Morris’ and Nayman’s respective assessments are not wrong; Villeneuve’s handling of the political and social nuances of the U.S./Mexican drug conflict is brutish. Juárez is effectively rendered as a catch-all foreign bogeyman, blanketed in graffiti and beset by an ever-present soundtrack of faraway gunshots and faceless hangmen (a punishment meted out by cartels as a warning to its citizens). Though Villeneuve and his screenwriter Taylor Sheridan attempt to put a human face on the drug war in a series of scenes following a Juárez police officer and his young family, the dramatic twist of this tactic has diminishing returns upon subsequent viewings. It may be an attempt at moral ambiguity (and more generous reviewers have read it as such) but it comes across as grim and cynical. This cynicism carries over into Macer’s role in the film, as every attempt by her to do the right thing is met with derision by both allies and enemies.

Image Credit: Lionsgate

The treatment of Macer, as brutal as it appears in the final film, is a significant improvement over Sheridan’s original script, which focuses on the character’s clumsiness and general ineptitude, like the flustered damsels of Twilight and 50 Shades of Grey. Specifically, the attempt on her life by the bar assassin plays out quite differently between the script and the final film. In the final film Macer susses out the assassin’s identity mid-embrace and attempts to fight him off, but in the original text she (here as “Macy”) has to be rescued by her partner in a gratuitously humiliating way:

“Reggie’s fist slams the side of Ted’s face. It knocks him out of frame, exposing Macy completely naked below the waist, legs spread wide against the wall. She panics, reaching down to pull up her pants and falls over as Reggie jumps on Ted, beating him senseless.”

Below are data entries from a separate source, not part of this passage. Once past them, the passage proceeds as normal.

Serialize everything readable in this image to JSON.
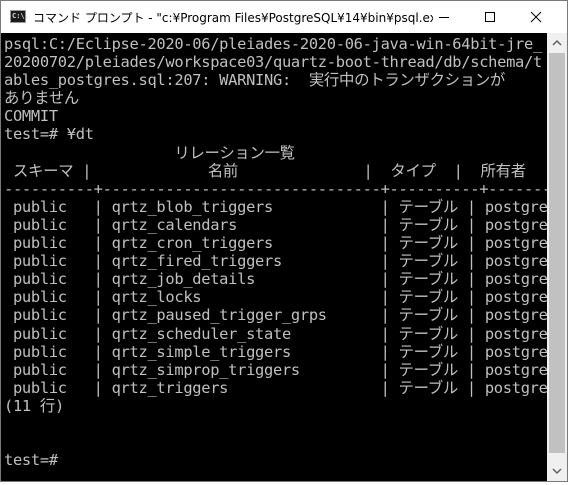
{
  "window": {
    "title": "コマンド プロンプト - \"c:¥Program Files¥PostgreSQL¥14¥bin¥psql.exe\"  -h loc...",
    "icon_text": "C:\\."
  },
  "controls": [
    "minimize-icon",
    "maximize-icon",
    "close-icon"
  ],
  "console": {
    "lines": [
      "psql:C:/Eclipse-2020-06/pleiades-2020-06-java-win-64bit-jre_",
      "20200702/pleiades/workspace03/quartz-boot-thread/db/schema/t",
      "ables_postgres.sql:207: WARNING:  実行中のトランザクションが",
      "ありません",
      "COMMIT",
      "test=# ¥dt",
      "                   リレーション一覧",
      " スキーマ |             名前              |  タイプ  |  所有者",
      "----------+-------------------------------+----------+----------",
      " public   | qrtz_blob_triggers            | テーブル | postgres",
      " public   | qrtz_calendars                | テーブル | postgres",
      " public   | qrtz_cron_triggers            | テーブル | postgres",
      " public   | qrtz_fired_triggers           | テーブル | postgres",
      " public   | qrtz_job_details              | テーブル | postgres",
      " public   | qrtz_locks                    | テーブル | postgres",
      " public   | qrtz_paused_trigger_grps      | テーブル | postgres",
      " public   | qrtz_scheduler_state          | テーブル | postgres",
      " public   | qrtz_simple_triggers          | テーブル | postgres",
      " public   | qrtz_simprop_triggers         | テーブル | postgres",
      " public   | qrtz_triggers                 | テーブル | postgres",
      "(11 行)",
      "",
      "",
      "test=#"
    ]
  }
}
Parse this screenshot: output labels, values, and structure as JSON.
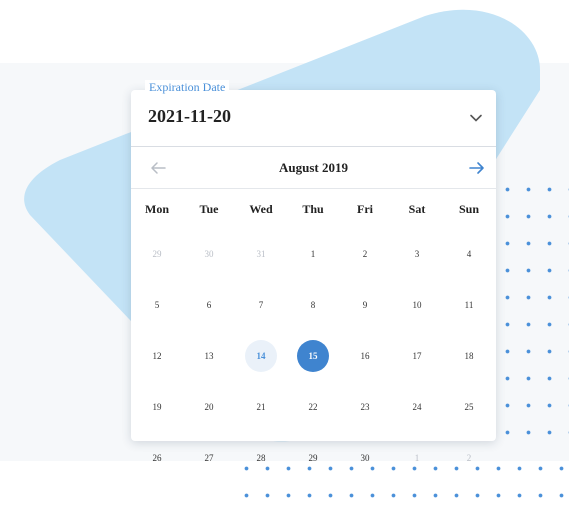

Many other ugly references to women were excised from the final film: on paper, Reggie says “Thought all you white girls shaved” to Macer after her rescue (in the film, Reggie just gently ribs Macer about her dishevelled appearance), and Alejandro menaces someone with the threat that “[his] daughters will burp the semen of twenty men with their last breath.” Despite these cuts, what remains is a variation on the script’s finale in which Macer is narratively cast aside. Upon discovering Alejandro’s true nature (the “Sicario” or assassin of the title), she’s removed from the case by Graver to make way for Alejandro’s revenge plot against the cartel leader responsible for the murder of his family.

In a way, it’s a less risky turn for Villeneuve to “show off his abs” by sticking to a more traditionally satisfying conclusion, of a man out to avenge his fallen loved ones in a galvanic cinematic bloodbath. After Alejandro returns from this killing spree, he surprises Macer in her apartment upon learning that she has discovered his plan and Graver’s complicity in it (and, by extension, the complicity of her other superiors). He forces her at gunpoint to sign a document that vouches for the legality of the Juárez operation. The document is not present in Sheridan’s version, in which Alejandro simply visits Macer to threaten her (the script describes him forcibly lifting her shirt to expose her newly acquired scars, and by proxy, her bare breasts; in Villeneuve’s Sicario, the scars are psychological). The moment Macer tearfully signs the fraudulent document is also the only time she ever compromises her principles. It’s a moment that has been characterized as a weakness of character, but it’s really a weakness of an institution that has dealt its female employees a losing hand. It’s a path in which risky behaviour by women is often deemed insubordinate—yet playing by the rules leaves them at the mercy of those who make them.